LMAO! Test results are in

by mevirginia 5 Replies latest jw friends

  • mevirginia
    mevirginia

    This Thread Has Moved To:

    http://www.jehovahs-witness.com/forum/thread.asp?id=35056&site=3

    SORRY FOR THE INCONVIENCE

    LMAO!

    Test results are in

    I heard this on the news last night, thought it was funny. It took a team of researchers to put this one on the books.

    There seems to be no end to the knowledge one can obtain these days by attending a university to extend ones education.

    Results of recent studies on the consumption of alcohol and the effects it has on ones attractiveness to the opposite sex are in.

    It has now been shown that 4 beers or 2 glasses of wine will make the opposite sex (or same if gay) appear more attractive.

    Students and their professors conducted studies at a university.

    The research also indicates there is a down side however.
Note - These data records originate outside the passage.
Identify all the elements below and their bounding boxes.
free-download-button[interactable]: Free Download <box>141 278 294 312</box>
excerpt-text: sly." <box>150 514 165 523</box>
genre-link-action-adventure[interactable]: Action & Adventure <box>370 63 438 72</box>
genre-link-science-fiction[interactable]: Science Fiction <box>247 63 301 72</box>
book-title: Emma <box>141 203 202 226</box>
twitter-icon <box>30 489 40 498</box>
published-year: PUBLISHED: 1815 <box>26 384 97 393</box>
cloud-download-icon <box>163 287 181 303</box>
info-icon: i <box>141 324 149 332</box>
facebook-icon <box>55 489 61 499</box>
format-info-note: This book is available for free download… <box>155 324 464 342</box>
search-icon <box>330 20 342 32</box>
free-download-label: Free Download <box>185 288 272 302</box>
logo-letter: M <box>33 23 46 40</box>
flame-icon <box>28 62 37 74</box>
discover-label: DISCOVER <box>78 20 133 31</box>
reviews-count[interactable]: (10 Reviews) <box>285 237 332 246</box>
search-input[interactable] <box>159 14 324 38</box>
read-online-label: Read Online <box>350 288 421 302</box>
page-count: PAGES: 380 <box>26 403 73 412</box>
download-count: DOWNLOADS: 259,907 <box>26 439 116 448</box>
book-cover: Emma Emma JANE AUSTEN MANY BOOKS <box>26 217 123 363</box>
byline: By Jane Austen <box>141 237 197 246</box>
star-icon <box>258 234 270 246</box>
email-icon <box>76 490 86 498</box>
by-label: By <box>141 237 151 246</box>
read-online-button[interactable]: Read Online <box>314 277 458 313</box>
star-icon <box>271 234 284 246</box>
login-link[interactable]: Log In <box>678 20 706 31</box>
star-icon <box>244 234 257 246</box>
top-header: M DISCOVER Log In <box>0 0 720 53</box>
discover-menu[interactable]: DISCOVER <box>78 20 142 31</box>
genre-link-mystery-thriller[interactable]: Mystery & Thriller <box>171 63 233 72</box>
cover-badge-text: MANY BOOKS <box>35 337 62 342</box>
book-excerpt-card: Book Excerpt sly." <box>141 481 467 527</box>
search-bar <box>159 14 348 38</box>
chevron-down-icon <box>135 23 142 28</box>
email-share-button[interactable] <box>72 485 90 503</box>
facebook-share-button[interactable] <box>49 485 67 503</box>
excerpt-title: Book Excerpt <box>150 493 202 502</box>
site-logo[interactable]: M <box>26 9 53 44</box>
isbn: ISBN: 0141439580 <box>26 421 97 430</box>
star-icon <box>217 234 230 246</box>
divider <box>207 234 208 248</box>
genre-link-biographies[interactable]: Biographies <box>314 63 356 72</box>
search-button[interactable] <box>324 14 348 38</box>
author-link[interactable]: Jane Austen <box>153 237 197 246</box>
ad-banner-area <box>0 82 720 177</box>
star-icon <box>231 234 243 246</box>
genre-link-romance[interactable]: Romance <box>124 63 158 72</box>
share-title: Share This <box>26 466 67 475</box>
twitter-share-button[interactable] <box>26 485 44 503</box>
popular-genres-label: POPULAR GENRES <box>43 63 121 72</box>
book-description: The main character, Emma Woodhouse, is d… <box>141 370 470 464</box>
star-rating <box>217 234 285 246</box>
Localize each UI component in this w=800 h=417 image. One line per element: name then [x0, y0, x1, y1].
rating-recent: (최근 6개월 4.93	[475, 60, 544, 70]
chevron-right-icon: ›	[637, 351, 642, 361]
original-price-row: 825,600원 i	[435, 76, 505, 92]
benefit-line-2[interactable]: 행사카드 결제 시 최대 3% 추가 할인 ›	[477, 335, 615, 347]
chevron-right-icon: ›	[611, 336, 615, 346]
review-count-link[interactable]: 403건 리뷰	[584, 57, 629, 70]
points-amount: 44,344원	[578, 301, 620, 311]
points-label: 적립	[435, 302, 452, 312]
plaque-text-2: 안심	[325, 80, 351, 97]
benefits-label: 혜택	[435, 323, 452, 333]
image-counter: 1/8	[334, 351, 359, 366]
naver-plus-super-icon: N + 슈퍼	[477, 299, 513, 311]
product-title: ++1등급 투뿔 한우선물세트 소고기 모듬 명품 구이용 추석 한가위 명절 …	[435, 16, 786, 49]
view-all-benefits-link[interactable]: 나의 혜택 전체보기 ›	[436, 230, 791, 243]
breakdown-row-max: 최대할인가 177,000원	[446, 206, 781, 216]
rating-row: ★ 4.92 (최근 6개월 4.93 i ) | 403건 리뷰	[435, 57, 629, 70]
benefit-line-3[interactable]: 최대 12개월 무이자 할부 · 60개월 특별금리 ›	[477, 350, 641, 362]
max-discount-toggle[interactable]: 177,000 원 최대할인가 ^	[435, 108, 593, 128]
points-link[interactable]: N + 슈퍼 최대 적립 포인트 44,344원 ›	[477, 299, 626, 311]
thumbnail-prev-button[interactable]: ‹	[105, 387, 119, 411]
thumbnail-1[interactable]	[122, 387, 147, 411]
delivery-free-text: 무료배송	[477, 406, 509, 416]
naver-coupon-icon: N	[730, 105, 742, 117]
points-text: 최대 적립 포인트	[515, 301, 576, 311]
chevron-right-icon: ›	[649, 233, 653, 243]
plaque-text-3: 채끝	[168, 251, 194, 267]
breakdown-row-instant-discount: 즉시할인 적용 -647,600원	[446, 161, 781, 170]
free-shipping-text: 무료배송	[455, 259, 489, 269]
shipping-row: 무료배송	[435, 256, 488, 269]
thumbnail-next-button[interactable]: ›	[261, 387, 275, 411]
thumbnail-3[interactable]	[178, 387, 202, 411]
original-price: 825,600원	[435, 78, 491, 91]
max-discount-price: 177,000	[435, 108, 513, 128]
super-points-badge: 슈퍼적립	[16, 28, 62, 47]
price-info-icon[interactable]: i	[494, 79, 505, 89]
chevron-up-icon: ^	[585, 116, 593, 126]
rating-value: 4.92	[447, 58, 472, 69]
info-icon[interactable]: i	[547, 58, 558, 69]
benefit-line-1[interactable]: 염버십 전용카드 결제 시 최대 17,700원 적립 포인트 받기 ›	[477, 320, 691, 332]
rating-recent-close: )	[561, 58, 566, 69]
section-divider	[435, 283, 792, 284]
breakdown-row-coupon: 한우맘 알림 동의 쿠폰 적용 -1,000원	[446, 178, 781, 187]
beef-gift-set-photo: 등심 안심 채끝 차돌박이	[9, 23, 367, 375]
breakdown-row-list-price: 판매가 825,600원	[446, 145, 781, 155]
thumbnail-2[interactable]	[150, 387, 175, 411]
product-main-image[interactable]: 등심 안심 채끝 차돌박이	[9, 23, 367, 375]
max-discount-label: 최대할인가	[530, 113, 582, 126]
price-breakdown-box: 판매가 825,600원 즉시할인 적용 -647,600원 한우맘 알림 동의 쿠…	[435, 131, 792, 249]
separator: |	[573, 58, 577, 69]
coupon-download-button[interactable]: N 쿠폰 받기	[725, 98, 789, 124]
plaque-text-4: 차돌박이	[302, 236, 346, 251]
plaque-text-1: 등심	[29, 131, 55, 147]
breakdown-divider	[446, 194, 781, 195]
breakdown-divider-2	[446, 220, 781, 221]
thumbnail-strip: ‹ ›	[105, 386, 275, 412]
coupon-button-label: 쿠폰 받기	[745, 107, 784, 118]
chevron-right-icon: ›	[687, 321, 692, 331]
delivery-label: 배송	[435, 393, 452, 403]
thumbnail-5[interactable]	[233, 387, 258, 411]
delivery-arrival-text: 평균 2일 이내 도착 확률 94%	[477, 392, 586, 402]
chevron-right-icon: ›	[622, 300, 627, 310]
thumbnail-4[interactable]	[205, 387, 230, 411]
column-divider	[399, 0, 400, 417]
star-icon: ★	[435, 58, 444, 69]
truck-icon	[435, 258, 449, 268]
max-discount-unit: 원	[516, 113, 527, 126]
As the effects of the alcohol wear off, so does the attractiveness. ...Go Figure

    Edited by - mevirginia on 21 August 2002 1:16:8

  • mevirginia
  • COMF
    COMF

    I'm applying for grant money to fund research into the effect of multiple orgasms on interpersonal relationships.

  • notperfectyet
    notperfectyet

    I think the same brillliant team of researchers came up with this one too........I wonder if they have any Grant money left?

    -----------------------------------------------------------------------------------------------------------------------------------------------

    Due to increasing products liability litigation, American liquor manufacturers have accepted the FDA's suggestion that the following warning labels be placed immediately on all varieties of alcohol containers: WARNING: The consumption of alcohol may leave you wondering what the hell happened to your bra. WARNING: The consumption of alcohol may make you think you are whispering when you are not. WARNING: The consumption of alcohol is a major factor in dancing like a retard. WARNING: The consumption of alcohol may cause you to tell your friends over and over again that you love them. WARNING: The consumption of alcohol may lead you to believe that ex-lovers are really dying for you to telephone them at four in the morning. WARNING: The consumption of alcohol may make you think you can logically converse with other members of the opposite sex without spitting. WARNING: The consumption of alcohol may make you think you have mystical Kung Fu powers, resulting in you getting your ass kicked. WARNING: The consumption of alcohol may cause you to roll over in the morning and see something really scary. WARNING: The consumption of alcohol is the leading cause of inexplicable rug burns on the forehead, knees and lower back. WARNING: The consumption of alcohol may create the illusion that you are tougher, smarter, faster and better looking than most people. 
     WARNING: The consumption of alcohol may lead you to believe you're invisible or worse, bulletproof! WARNING: The consumption of alcohol may lead you to think people are laughing WITH you. WARNING: The consumption of alcohol may cause a disturbance in the time-space continuum, whereby gaps of time may seem to literally disappear. WARNING: The consumption of alcohol may cause pregnancy. WARNING: The consumption of alcohol is the number one factor in having a coyote date. WARNING: the consumption of ackahol may Mack you tink you can tipe real gode. 
  • Solace
    Solace

    OMG So Funny....

    Seriously, I found this all out in high school.

  • Shutterbug
    Shutterbug

    Has anyone ever heard the old Willie Nelson song which goes "I never went to bed with an ugly woman, but I've sure woke up with a few.